Today, the European Commission published a new version of its Data Protection Directive. The new legislation installs a ‘mandatory data breach notification’ ruling across both public and private sector organisations, requiring them to report any breaches to relevant supervisory authorities, such as the Information Commissioner’s Office in the UK, as well as inform any seriously affected individuals – all within 24 hours.
Organisations that fail to alert on or notify a personal data breach in a timely or complete fashion to the supervisory authority will face fines of up to 2 percent of their current revenues. The legislation will take effect two years after it has been adopted.
This new law makes it essential for organisations to improve the use of the data generated by their IT systems, in order for any aberrant activity to be more quickly and effectively identified.
Unfortunately, all too often this information is managed in an inefficient and disparate manner. This can lead to inaccurate data breach notifications being issued, as many organisations are unable to accurately identify exactly what the breach entailed.

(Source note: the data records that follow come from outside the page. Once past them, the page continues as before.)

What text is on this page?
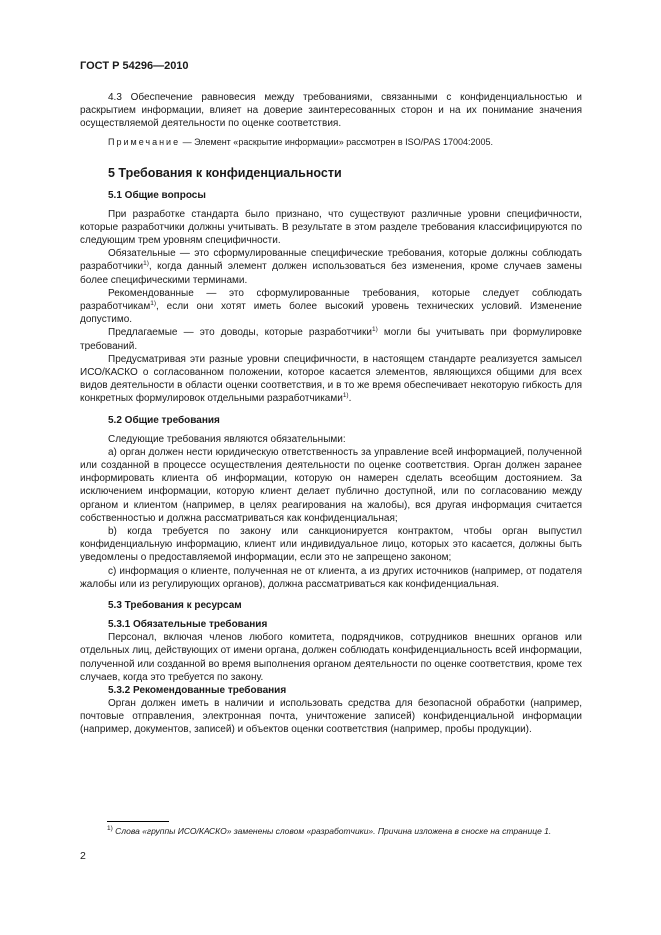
ГОСТ Р 54296—2010

4.3 Обеспечение равновесия между требованиями, связанными с конфиденциальностью и раскрытием информации, влияет на доверие заинтересованных сторон и на их понимание значения осуществляемой деятельности по оценке соответствия.

Примечание — Элемент «раскрытие информации» рассмотрен в ISO/PAS 17004:2005.

5 Требования к конфиденциальности
5.1 Общие вопросы

При разработке стандарта было признано, что существуют различные уровни специфичности, которые разработчики должны учитывать. В результате в этом разделе требования классифицируются по следующим трем уровням специфичности.

Обязательные — это сформулированные специфические требования, которые должны соблюдать разработчики$^{1)}$, когда данный элемент должен использоваться без изменения, кроме случаев замены более специфическими терминами.

Рекомендованные — это сформулированные требования, которые следует соблюдать разработчикам$^{1)}$, если они хотят иметь более высокий уровень технических условий. Изменение допустимо.

Предлагаемые — это доводы, которые разработчики$^{1)}$ могли бы учитывать при формулировке требований.

Предусматривая эти разные уровни специфичности, в настоящем стандарте реализуется замысел ИСО/КАСКО о согласованном положении, которое касается элементов, являющихся общими для всех видов деятельности в области оценки соответствия, и в то же время обеспечивает некоторую гибкость для конкретных формулировок отдельными разработчиками$^{1)}$.

5.2 Общие требования

Следующие требования являются обязательными:

а) орган должен нести юридическую ответственность за управление всей информацией, полученной или созданной в процессе осуществления деятельности по оценке соответствия. Орган должен заранее информировать клиента об информации, которую он намерен сделать всеобщим достоянием. За исключением информации, которую клиент делает публично доступной, или по согласованию между органом и клиентом (например, в целях реагирования на жалобы), вся другая информация считается собственностью и должна рассматриваться как конфиденциальная;

b) когда требуется по закону или санкционируется контрактом, чтобы орган выпустил конфиденциальную информацию, клиент или индивидуальное лицо, которых это касается, должны быть уведомлены о предоставляемой информации, если это не запрещено законом;

с) информация о клиенте, полученная не от клиента, а из других источников (например, от подателя жалобы или из регулирующих органов), должна рассматриваться как конфиденциальная.

5.3 Требования к ресурсам
5.3.1 Обязательные требования

Персонал, включая членов любого комитета, подрядчиков, сотрудников внешних органов или отдельных лиц, действующих от имени органа, должен соблюдать конфиденциальность всей информации, полученной или созданной во время выполнения органом деятельности по оценке соответствия, кроме тех случаев, когда это требуется по закону.

5.3.2 Рекомендованные требования

Орган должен иметь в наличии и использовать средства для безопасной обработки (например, почтовые отправления, электронная почта, уничтожение записей) конфиденциальной информации (например, документов, записей) и объектов оценки соответствия (например, пробы продукции).

$^{1)}$ Слова «группы ИСО/КАСКО» заменены словом «разработчики». Причина изложена в сноске на странице 1.
2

This ‘over-disclosure’ has become a particular problem in the US, where breach notification laws are already in place. Many companies have found themselves forced into issuing blanket breach notifications, which may even overstate the severity of the incident, due to a lack of visibility within their IT systems.
With increasingly sophisticated and frequent cyber attacks, data breaches – and now issuing breach notifications – have become inevitable. It is therefore in any organisation’s best interest to always have a clear view of what’s happening throughout their IT estate, in order to avoid disclosing inaccurate information and unintentionally escalating the magnitude of a breach.

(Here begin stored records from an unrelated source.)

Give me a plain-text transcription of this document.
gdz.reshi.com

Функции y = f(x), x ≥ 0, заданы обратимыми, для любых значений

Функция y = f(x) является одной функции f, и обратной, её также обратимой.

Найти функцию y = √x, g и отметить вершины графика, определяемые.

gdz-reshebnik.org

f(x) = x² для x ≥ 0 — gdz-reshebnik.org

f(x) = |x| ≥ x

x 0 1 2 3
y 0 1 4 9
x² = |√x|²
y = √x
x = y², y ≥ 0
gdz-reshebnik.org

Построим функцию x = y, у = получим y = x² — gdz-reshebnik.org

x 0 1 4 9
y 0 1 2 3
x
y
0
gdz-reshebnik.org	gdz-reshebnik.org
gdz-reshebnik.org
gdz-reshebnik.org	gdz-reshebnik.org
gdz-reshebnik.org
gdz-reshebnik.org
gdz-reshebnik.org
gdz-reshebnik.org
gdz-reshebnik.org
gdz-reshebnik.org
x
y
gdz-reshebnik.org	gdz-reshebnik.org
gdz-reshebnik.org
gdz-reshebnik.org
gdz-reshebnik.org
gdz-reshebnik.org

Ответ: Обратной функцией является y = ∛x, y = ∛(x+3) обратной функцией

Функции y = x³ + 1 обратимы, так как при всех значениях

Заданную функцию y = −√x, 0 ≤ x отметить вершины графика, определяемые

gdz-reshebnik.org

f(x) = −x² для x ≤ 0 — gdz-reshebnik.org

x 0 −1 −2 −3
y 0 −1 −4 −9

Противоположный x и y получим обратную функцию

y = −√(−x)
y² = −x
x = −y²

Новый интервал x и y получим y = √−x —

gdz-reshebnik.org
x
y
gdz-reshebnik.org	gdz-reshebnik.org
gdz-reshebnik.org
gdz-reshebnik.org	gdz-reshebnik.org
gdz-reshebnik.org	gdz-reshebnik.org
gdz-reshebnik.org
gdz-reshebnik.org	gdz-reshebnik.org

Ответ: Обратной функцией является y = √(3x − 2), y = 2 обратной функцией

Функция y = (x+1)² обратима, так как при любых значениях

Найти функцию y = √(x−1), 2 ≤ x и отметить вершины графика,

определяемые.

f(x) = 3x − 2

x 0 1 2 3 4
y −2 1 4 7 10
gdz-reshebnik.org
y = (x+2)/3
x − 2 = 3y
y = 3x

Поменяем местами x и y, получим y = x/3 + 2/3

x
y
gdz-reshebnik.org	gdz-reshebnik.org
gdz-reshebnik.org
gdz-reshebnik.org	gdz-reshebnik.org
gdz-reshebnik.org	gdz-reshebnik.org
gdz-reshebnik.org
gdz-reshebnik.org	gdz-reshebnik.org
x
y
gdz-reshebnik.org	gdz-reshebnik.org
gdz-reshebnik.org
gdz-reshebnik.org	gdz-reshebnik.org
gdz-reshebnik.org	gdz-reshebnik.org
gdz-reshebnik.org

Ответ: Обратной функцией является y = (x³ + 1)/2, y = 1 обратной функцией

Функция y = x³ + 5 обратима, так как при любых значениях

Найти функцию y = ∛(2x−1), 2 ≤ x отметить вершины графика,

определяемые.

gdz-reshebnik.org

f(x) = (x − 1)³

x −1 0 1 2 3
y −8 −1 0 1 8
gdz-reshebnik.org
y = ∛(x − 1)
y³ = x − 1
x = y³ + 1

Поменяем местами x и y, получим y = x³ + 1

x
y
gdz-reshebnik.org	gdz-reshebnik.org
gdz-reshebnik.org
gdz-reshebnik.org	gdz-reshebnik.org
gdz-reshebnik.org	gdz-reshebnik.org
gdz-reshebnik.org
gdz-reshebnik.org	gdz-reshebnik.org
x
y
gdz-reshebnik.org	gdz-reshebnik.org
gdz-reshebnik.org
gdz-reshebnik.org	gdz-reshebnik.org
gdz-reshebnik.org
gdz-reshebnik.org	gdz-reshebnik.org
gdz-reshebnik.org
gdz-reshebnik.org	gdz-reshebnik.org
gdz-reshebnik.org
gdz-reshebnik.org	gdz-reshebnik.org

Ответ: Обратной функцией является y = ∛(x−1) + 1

The most effective way to identify exactly what data has been compromised, and thus generate accurate breach notifications within 24 hours, is by deploying centralised Protective Monitoring systems that automatically collect and analyse all log data generated by the IT infrastructure.
Such systems provide organisations with a deep insight into what occurs across their IT systems, giving them the traceability needed to connect seemingly unrelated incidents. This not only allows for anomalies to be accurately identified in real time, but also enables remediation measures to be taken immediately, which minimises any damage.